Когда у Лены в прошлый раз было сотрясение мозгов и ей прописали покой, все в Щепки-Матильды чуть с ума не посходили. Лена не умеет быть в покое, у нее нет к этому таланта.
Теперь она стояла на самом краю мола, как маленькая статуэтка, и ждала, пока мы вернемся из моря — дед и я.
— Рыбалка! Рыбалка! Фу какие! — сказала она ворчливо, когда наша лодка ткнулась в мол. Она была ужасно сердита на нас и на свое сотрясение, даже вокруг стало темно и мрачно.

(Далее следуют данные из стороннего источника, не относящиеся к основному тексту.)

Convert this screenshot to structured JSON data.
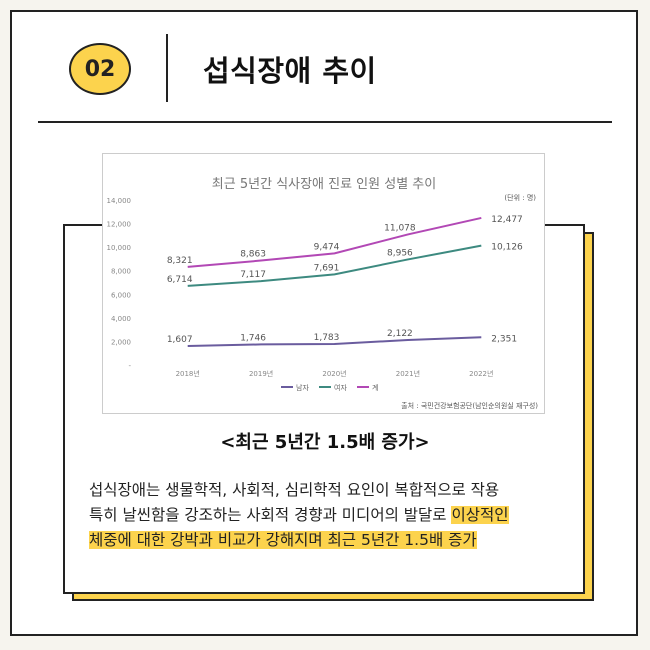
{
  "header": {
    "number": "02",
    "title": "섭식장애 추이"
  },
  "chart_data": {
    "type": "line",
    "title": "최근 5년간 식사장애 진료 인원 성별 추이",
    "unit": "(단위 : 명)",
    "source": "출처 : 국민건강보험공단(남인순의원실 재구성)",
    "categories": [
      "2018년",
      "2019년",
      "2020년",
      "2021년",
      "2022년"
    ],
    "ylim": [
      0,
      14000
    ],
    "yticks": [
      "-",
      "2,000",
      "4,000",
      "6,000",
      "8,000",
      "10,000",
      "12,000",
      "14,000"
    ],
    "grid": false,
    "legend_position": "bottom",
    "series": [
      {
        "name": "남자",
        "color": "#6a5c9e",
        "values": [
          1607,
          1746,
          1783,
          2122,
          2351
        ],
        "labels": [
          "1,607",
          "1,746",
          "1,783",
          "2,122",
          "2,351"
        ]
      },
      {
        "name": "여자",
        "color": "#3d8a80",
        "values": [
          6714,
          7117,
          7691,
          8956,
          10126
        ],
        "labels": [
          "6,714",
          "7,117",
          "7,691",
          "8,956",
          "10,126"
        ]
      },
      {
        "name": "계",
        "color": "#b248b5",
        "values": [
          8321,
          8863,
          9474,
          11078,
          12477
        ],
        "labels": [
          "8,321",
          "8,863",
          "9,474",
          "11,078",
          "12,477"
        ]
      }
    ]
  },
  "subheading": "<최근 5년간 1.5배 증가>",
  "body": {
    "line1": "섭식장애는 생물학적, 사회적, 심리학적 요인이 복합적으로 작용",
    "line2_plain": "특히 날씬함을 강조하는 사회적 경향과 미디어의 발달로 ",
    "line2_highlight": "이상적인",
    "line3_highlight": "체중에 대한 강박과 비교가 강해지며 최근 5년간 1.5배 증가"
  }
}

Бедная Лена. Мне захотелось сказать ей что-нибудь в утешение, и я признался, что во мне нет пиратской крови, что это все Мина насочиняла.
— Значит, меня напрасно разбивали! — завопила Лена и топнула ногой так, что камешки полетели во все стороны.
Выяснилось, что Лена злится не только из-за своего сотрясения. Она получила по почте кое-что неприятное.
— Погляди сам, — сказала она и ткнула деда в живот брошюркой. — Человек болен, он идет за почтой и надеется найти там открытку или что-нибудь хорошее, чтобы утешиться и взбодриться, а там лежит страшно сказать что. Как можно ходить и рассовывать по ящикам вот такое?